In 2010, UltraTech had availed credit on service tax paid on ‘outward transportation of goods through a transport agency’ from its premises to a customer’s premises. The commissioner of central excise, Bangalore issued a showcause notice and imposed a total penalty of over Rs 26 lakh under the central excise rules. UltraTech appealed against the judgment, and won in the Customs, Excise and Service Tax Appellate Tribunal and the Karnataka High Court.
“The high court had relied on a circular which was issued by the government, and that circular said if a manufacturer is responsible to deliver goods to a customer’s place and if they’re carrying the risk of damage till the goods are delivered and if the price they’re charging includes freight component, in those circumstances you will continue to get credit,” Pratik Jain, partner and national leader of indirect tax at PwC India, explained. The high court, however, did not consider the change in the law that happened in 2008, he said.
The change in law referred to by Jain is to the definition of ‘input service’. In March 2008, the definition was amended to say that credit on clearance of final products can be availed up to the place removal. The earlier language allowed for credit to be availed from the place of removal. And this change in definition lead to the tax department’s victory against UltraTech in the Supreme Court.
The apex court pointed out the change in the definition and concluded that UltraTech cannot avail credit for goods transport agency services.
Jain pointed out that the circular which was issued by the tax department was in the context of the law pre-April 2008 but the high court did not make that distinction and held that even after April 2008, credit can be claimed.
The Supreme Court has reversed that and said this circular is valid only till March 2008. The Supreme Court said it is very clear that department does not want to give you credit because up to means up to the factory; from the factory to customer’s place is not covered because that is not up to the place of removal, and on that ground, Supreme Court has said that from April 2008 onwards, you cannot claim the credit.Pratik Jain, Partner and National Leader of Indirect Tax, PwC India
Manufacturers In A Tax Pickle?
Soon after the Supreme Court ruling, the Central Board of Indirect Taxes and Customs prepared an internal note that has been reviewed by BloombergQuint.
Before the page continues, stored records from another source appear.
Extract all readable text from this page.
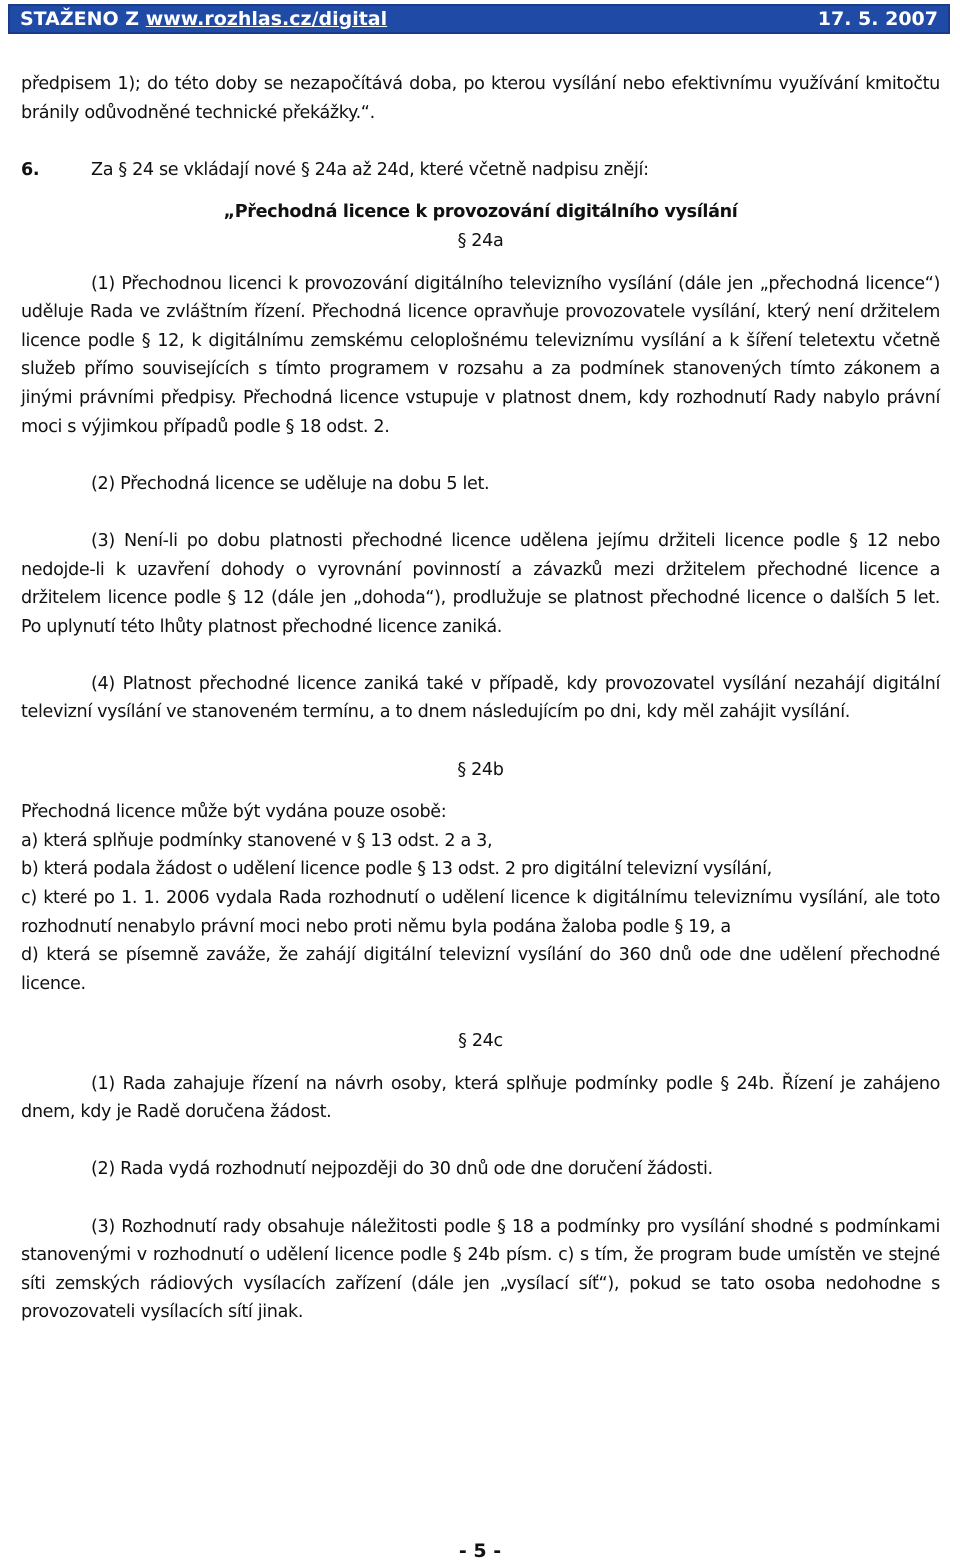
STAŽENO Z www.rozhlas.cz/digital	17. 5. 2007

předpisem 1); do této doby se nezapočítává doba, po kterou vysílání nebo efektivnímu využívání kmitočtu bránily odůvodněné technické překážky.“.

6.	Za § 24 se vkládají nové § 24a až 24d, které včetně nadpisu znějí:

„Přechodná licence k provozování digitálního vysílání

§ 24a

(1) Přechodnou licenci k provozování digitálního televizního vysílání (dále jen „přechodná licence“) uděluje Rada ve zvláštním řízení. Přechodná licence opravňuje provozovatele vysílání, který není držitelem licence podle § 12, k digitálnímu zemskému celoplošnému televiznímu vysílání a k šíření teletextu včetně služeb přímo souvisejících s tímto programem v rozsahu a za podmínek stanovených tímto zákonem a jinými právními předpisy. Přechodná licence vstupuje v platnost dnem, kdy rozhodnutí Rady nabylo právní moci s výjimkou případů podle § 18 odst. 2.

(2) Přechodná licence se uděluje na dobu 5 let.

(3) Není-li po dobu platnosti přechodné licence udělena jejímu držiteli licence podle § 12 nebo nedojde-li k uzavření dohody o vyrovnání povinností a závazků mezi držitelem přechodné licence a držitelem licence podle § 12 (dále jen „dohoda“), prodlužuje se platnost přechodné licence o dalších 5 let. Po uplynutí této lhůty platnost přechodné licence zaniká.

(4) Platnost přechodné licence zaniká také v případě, kdy provozovatel vysílání nezahájí digitální televizní vysílání ve stanoveném termínu, a to dnem následujícím po dni, kdy měl zahájit vysílání.

§ 24b

Přechodná licence může být vydána pouze osobě:

a) která splňuje podmínky stanovené v § 13 odst. 2 a 3,

b) která podala žádost o udělení licence podle § 13 odst. 2 pro digitální televizní vysílání,

c) které po 1. 1. 2006 vydala Rada rozhodnutí o udělení licence k digitálnímu televiznímu vysílání, ale toto rozhodnutí nenabylo právní moci nebo proti němu byla podána žaloba podle § 19, a

d) která se písemně zaváže, že zahájí digitální televizní vysílání do 360 dnů ode dne udělení přechodné licence.

§ 24c

(1) Rada zahajuje řízení na návrh osoby, která splňuje podmínky podle § 24b. Řízení je zahájeno dnem, kdy je Radě doručena žádost.

(2) Rada vydá rozhodnutí nejpozději do 30 dnů ode dne doručení žádosti.

(3) Rozhodnutí rady obsahuje náležitosti podle § 18 a podmínky pro vysílání shodné s podmínkami stanovenými v rozhodnutí o udělení licence podle § 24b písm. c) s tím, že program bude umístěn ve stejné síti zemských rádiových vysílacích zařízení (dále jen „vysílací síť“), pokud se tato osoba nedohodne s provozovateli vysílacích sítí jinak.

- 5 -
The note points out that taxpayers across the country would’ve availed this credit which now it needs to be reversed. If companies have carried forward this credit in the GST regime, that too will need to be reversed. Jain said that April 2008 onwards, companies who have claimed credit for service tax for the freight component from the factory to customer’s premises, will have to reverse the credit.
“The real issue is if suppose there was no notice which was pending and the government now issues the notice after the Supreme Court judgment has come, then, in my view, they can only go back up to 24 or 30 months depending on how the credit was claimed. So, if you’re issuing a notice in April 2018, then they can go up to April 2016. From April 2008 to early April 2016, the government cannot claim this back from the industry because there is a limitation that applies.”
In India, the outward freight is a quite large amount considering the distance involved between the factory and place of consumption, said Badri Narayanan. “The implications can be quite extensive for manufacturers,” he added.
Experts say that the Supreme Court ruling will compound the problem in cases where companies carried forward the credit in the GST regime and used it against their output liability. Though UltraTech has filed a review petition before the Supreme Court seeking certain clarifications, the tax department seems determined to go after the manufacturing industry.